Francia cree en sus delfines. Francia sueña con sus mosqueteros, los que visten uniformes ciclistas. Y Épernay, tierra de viñas, cuna del champán, ciudad donde se ven bodegas por todas partes, se convierte en un grito de pasión que por muy poco no retumba en todo el país. Es Julian Alaphilippe. Es la locura; es un francés, pero no un francés cualquiera, sino Alaphilippe, quien no solo gana la etapa que devuelve el Tour desde Bélgica a su denominación de origen, sino que se viste de amarillo cinco años después del último héroe local, Tony Gallopin.

Alaphilippe no está en el Tour para ganarlo. Para esa gesta deja a otros compatriotas que lo intentarán, como Thibaut Pinot, que por ahora parece el más fuerte entre los franceses para el principal cometido, o Romain Bardet, siempre presente. Él está para dar espectáculo, para ganar etapas, dos el año pasado y por ahora, una. Está para ganarse el cariño de su público y para disfrutar, camino de la región de la Lorena, exhibiéndose en el pelotón con su traje amarillo.

Pero Alaphilippe sí que está en la carrera para realizar hazañas como la que protagonizó en la jornada de ayer, la tercera de la ronda. «Lo intenté, pero fue imposible. Alaphilippe es un superclase», comentó Mikel Landa en la meta de Épernay. El galo es de los que llevan escrita la palabra espectáculo en la frente. Es de los que cuando atacan, cuando deciden poner el turbo en su bicicleta, difícilmente nadie los alcanza. Ni en el Tour, ni en ninguna parte. Es pura dinamita, es espectáculo en su máxima esencia, y es de aquellos, si gusta el ciclismo, si se está enamorado de la ronda francesa, a los que hay que aplaudir olvidando banderas e idiomas. Porque su sello es el ciclismo en mayúscula.

LA REACCIÓN

Quedan 16 kilómetros para Épernay. La fisonomía del Tour ha cambiado después de cruzar la frontera belga. Aparece una carretera mala y rugosa, que ha arreglado Pepe Gotera tapando de mala manera los agujeros de la calzada, lo justo para que ningún corredor destroce sus ruedas o tenga un accidente. Y en eso, rodeado de viñedos, como si fuera La Rioja pero en plan champán, aparece como una encerrona la cota de Mutigny. ¡Ataca Alaphilippe! Nadie puede seguirlo. En un pispás captura a Tim Wellens, que va fugado por delante. Le quita hasta las pegatinas de su maillot, de la furia con la que pasa al ciclista belga, que hasta pone pie a tierra, sí pie a tierra, cuando se ve superado.

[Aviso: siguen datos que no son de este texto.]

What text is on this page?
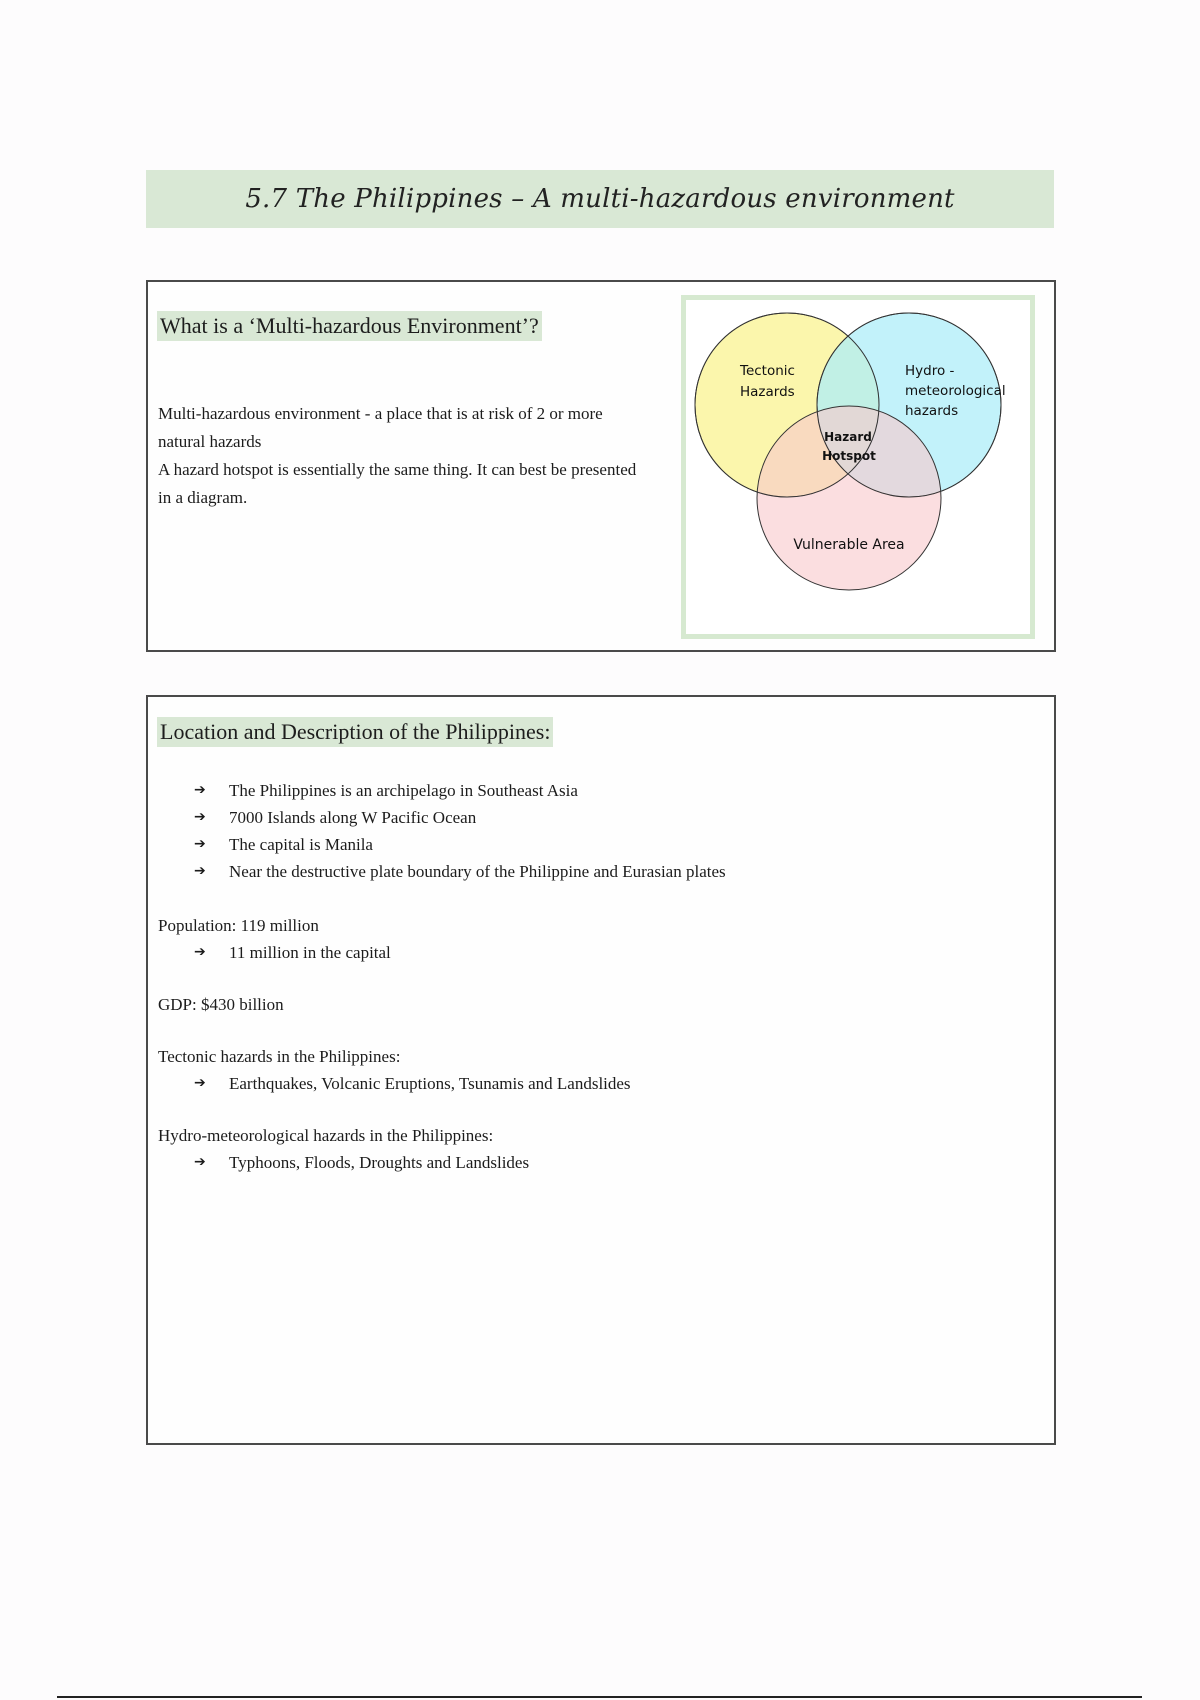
5.7 The Philippines – A multi-hazardous environment
What is a ‘Multi-hazardous Environment’?

Multi-hazardous environment - a place that is at risk of 2 or more natural hazards

A hazard hotspot is essentially the same thing. It can best be presented in a diagram.

Tectonic
Hazards
Hydro -
meteorological
hazards
Hazard
Hotspot
Vulnerable Area
Location and Description of the Philippines:
➔ The Philippines is an archipelago in Southeast Asia
➔ 7000 Islands along W Pacific Ocean
➔ The capital is Manila
➔ Near the destructive plate boundary of the Philippine and Eurasian plates

Population: 119 million

➔ 11 million in the capital

GDP: $430 billion

Tectonic hazards in the Philippines:

➔ Earthquakes, Volcanic Eruptions, Tsunamis and Landslides

Hydro-meteorological hazards in the Philippines:

➔ Typhoons, Floods, Droughts and Landslides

Por detrás, perfectamente situado, Landa, junto a Michael Woods, como compañero más brillante, trata de contrarrestar e ir a la captura de Alaphilippe. Imposible. Landa toma el bidón que lleva en la bici, sorbe un poco de agua y se da por vencido, al menos en esta tercera etapa. Hasta la meta solo se prevé un festival, la odisea de Alaphilippe, su día de gloria y conforme va superando paisanos, apostados desde buena mañana a ambos lados de la carretera, el estruendo que se va escuchando es monumental. Esa seña de identidad del Tour: las calzadas abarrotadas, siempre llenas y expectantes. Una sensación de éxtasis, un placer mucho mejor que degustar cualquiera de los champán top de las bodegas de Épernay.

«Estaba muy motivado. Solo temía caerme. En la última cuesta no me iban las piernas pero oí por el auricular que me decían que era jersey amarillo. No podía dejar pasar una oportunidad así». Alaphilippe estaba feliz y Francia, también. Su héroe había vuelto a ganar.